At some point, he came to Denver to visit his mom.  Not long before, his father had died in an horrific boating accident that occurred while he was in Alaska visiting Dave.  While he was in town, Dave called suggesting that we get lunch.  We met at a restaurant-now long gone-that was just around the corner from my law office near downtown.

Food Poisoning

How the subject of abortion came up, I don’t know.  But I was probably the one who dragged it out; I was still militantly and self-righteously pro-life back then.  Anyway, by the time we left the place, we were both so upset that I was pretty well convinced that we’d probably never see one another again.

And except for that occasional, painful scratch on that part of my LP, nothing changed for decades.  Until, without warning, that “POP!” came around again this summer.  And, for some reason, I decided to do something about it.

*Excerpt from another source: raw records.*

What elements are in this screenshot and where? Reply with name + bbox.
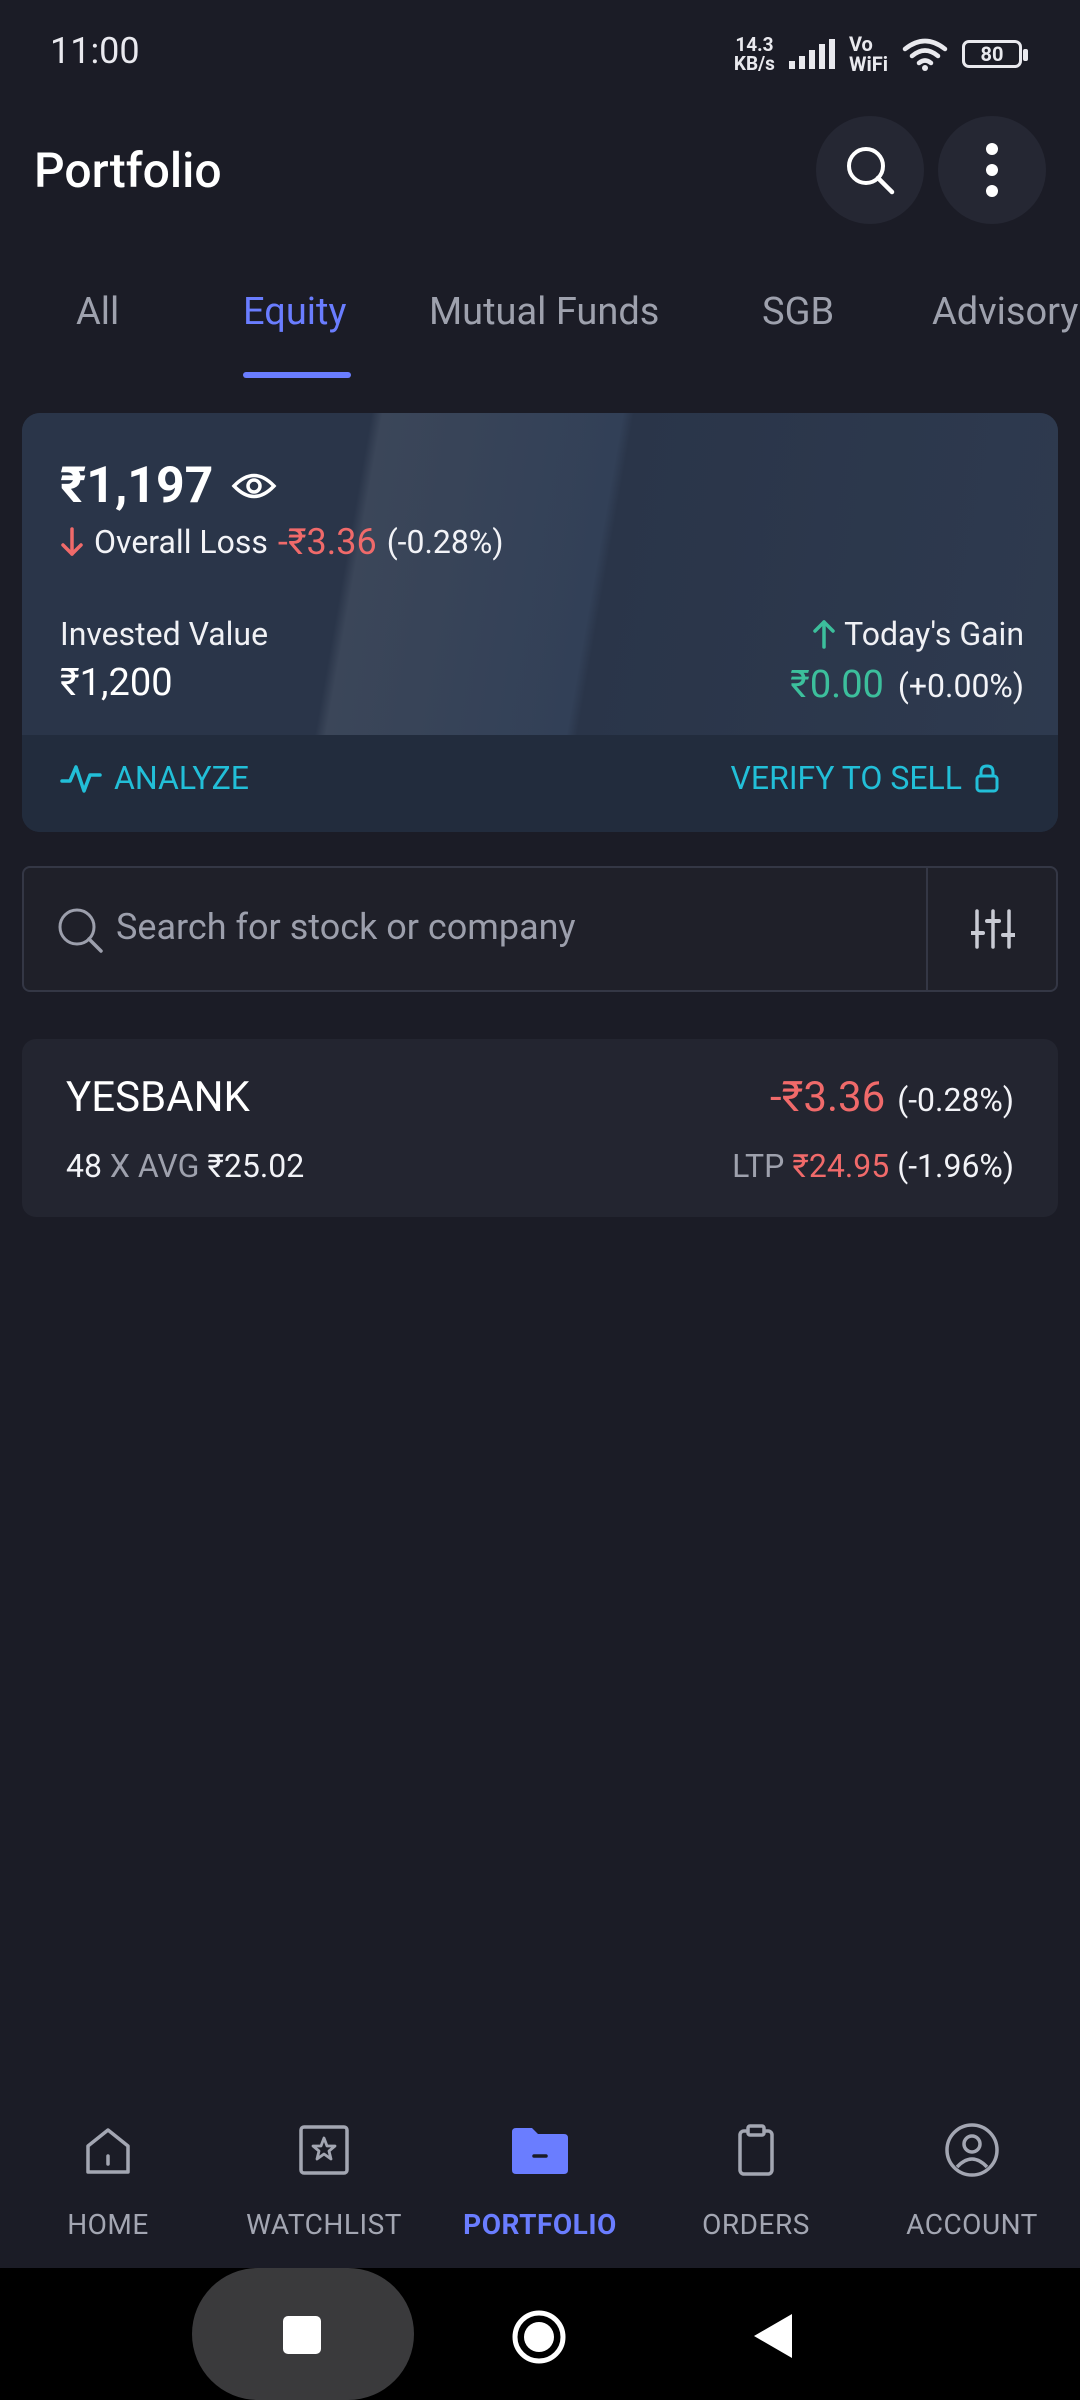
more-options-button[interactable] (938, 116, 1046, 224)
holding-pl-percent: (-0.28%) (897, 1081, 1014, 1119)
todays-gain-value: ₹0.00 (+0.00%) (790, 663, 1024, 707)
eye-icon[interactable] (231, 471, 277, 501)
account-icon (945, 2123, 999, 2177)
network-speed: 14.3 KB/s (733, 33, 775, 75)
tab-mutual-funds[interactable]: Mutual Funds (429, 290, 659, 334)
invested-value: ₹1,200 (60, 661, 173, 705)
search-icon (847, 147, 895, 195)
tab-sgb[interactable]: SGB (762, 290, 834, 334)
search-button[interactable] (816, 116, 924, 224)
activity-pulse-icon (60, 765, 102, 793)
holding-qty: 48 (66, 1147, 102, 1185)
nav-home-label: HOME (67, 2208, 149, 2241)
search-icon (58, 908, 103, 953)
home-icon (86, 2128, 130, 2174)
battery-icon: 80 (962, 40, 1028, 68)
holding-row[interactable]: YESBANK 48 X AVG ₹25.02 -₹3.36 (-0.28%) … (22, 1039, 1058, 1217)
arrow-down-icon (61, 527, 83, 556)
arrow-up-icon (813, 620, 835, 649)
holding-avg-price: ₹25.02 (207, 1147, 305, 1185)
holdings-search: Search for stock or company (22, 866, 1058, 992)
signal-icon (788, 39, 835, 69)
filter-sliders-icon (971, 909, 1015, 949)
todays-gain-percent: (+0.00%) (897, 667, 1024, 705)
portfolio-summary-card: ₹1,197 Overall Loss -₹3.36 (-0.28%) Inve… (22, 413, 1058, 832)
todays-gain-label-row: Today's Gain (812, 615, 1024, 653)
lock-icon (975, 764, 999, 793)
holding-symbol: YESBANK (66, 1073, 250, 1122)
nav-orders-label: ORDERS (702, 2208, 810, 2241)
overall-pl-row: Overall Loss -₹3.36 (-0.28%) (60, 521, 503, 563)
orders-clipboard-icon (738, 2124, 774, 2176)
verify-to-sell-button[interactable]: VERIFY TO SELL (731, 759, 1000, 797)
todays-gain-label: Today's Gain (844, 615, 1024, 653)
nav-account-label: ACCOUNT (906, 2208, 1038, 2241)
todays-gain-amount: ₹0.00 (790, 663, 884, 707)
filter-button[interactable] (928, 868, 1058, 990)
wifi-icon (902, 38, 948, 71)
tab-equity[interactable]: Equity (243, 290, 346, 334)
back-triangle-icon[interactable] (752, 2312, 794, 2360)
verify-label: VERIFY TO SELL (730, 759, 962, 797)
tab-all[interactable]: All (76, 290, 119, 334)
holding-pl: -₹3.36 (-0.28%) (770, 1073, 1014, 1122)
nav-home[interactable]: HOME (0, 2110, 216, 2241)
holding-ltp-value: ₹24.95 (792, 1147, 890, 1185)
portfolio-folder-icon (512, 2128, 568, 2174)
nav-watchlist[interactable]: WATCHLIST (216, 2110, 432, 2241)
status-time: 11:00 (50, 30, 140, 72)
nav-watchlist-label: WATCHLIST (246, 2208, 402, 2241)
tab-advisory[interactable]: Advisory (932, 290, 1078, 334)
search-input[interactable]: Search for stock or company (116, 906, 576, 948)
nav-portfolio[interactable]: PORTFOLIO (432, 2110, 648, 2241)
overall-label: Overall Loss (94, 523, 268, 561)
nav-portfolio-label: PORTFOLIO (463, 2208, 617, 2241)
analyze-label: ANALYZE (114, 759, 249, 797)
current-value: ₹1,197 (60, 457, 277, 515)
nav-orders[interactable]: ORDERS (648, 2110, 864, 2241)
overall-percent: (-0.28%) (386, 523, 504, 561)
watchlist-star-icon (299, 2125, 349, 2175)
recents-square-icon[interactable] (283, 2316, 321, 2354)
invested-label: Invested Value (60, 615, 269, 653)
holding-quantity-avg: 48 X AVG ₹25.02 (66, 1147, 305, 1185)
active-tab-indicator (243, 372, 351, 378)
holding-ltp: LTP ₹24.95 (-1.96%) (732, 1147, 1014, 1185)
status-icons: 14.3 KB/s Vo WiFi 80 (733, 32, 1028, 76)
nav-account[interactable]: ACCOUNT (864, 2110, 1080, 2241)
holding-ltp-percent: (-1.96%) (897, 1147, 1014, 1185)
analyze-button[interactable]: ANALYZE (60, 759, 249, 797)
holding-pl-amount: -₹3.36 (770, 1073, 886, 1122)
home-circle-icon[interactable] (510, 2308, 568, 2366)
page-title: Portfolio (34, 142, 222, 199)
overall-amount: -₹3.36 (277, 521, 377, 563)
vowifi-indicator: Vo WiFi (848, 32, 888, 76)
more-vertical-icon (986, 143, 998, 197)
system-navigation-bar (0, 2268, 1080, 2400)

I googled him in Anchorage and, sure enough, David J Blanchet, came up big as life.  No phone number-of course-but there was the address.  So, I resorted to that hideously outdated form of communication: pen and paper.  And cast my bread on the waters.  And, just as Ecclesiastes says, it came back to me-but in the form of a 21st century email.

Death Works Backwards

In the note’s second sentence, Dave said he didn’t even remember the argument.  And that there was no cause to apologize.  He sympathized with my struggles with bipolar, especially since he has suffered though bouts of depression himself.  And to think I’d been held captive for years by bitter memories and fears.

We’ve exchanged several more emails, filling each other in on our families, what we’d been doing, etc.  I got the phone number of a friend in common that I’d lost track of decades before.  A week or so later, when he’d returned from a mountaineering trip outside Anchorage, we spoke at length on the phone.

In his children’s fantasy book, The Lion, The Witch, and The Wardrobe C.S. Lewis, the famous Christian author and Oxford don, describes Christ’s sacrificial death and then resurrection as Death “working backwards.”

I suppose that every act of reconciliation on a human scale is a repetition, writ small, of that divine act of reconciliation that was writ so large, so long ago.  And I guess, for me, that means that I no longer need to dread this particular scratch on my LP coming around again when I least expect it.  And, to that extent at least, death has worked backwards.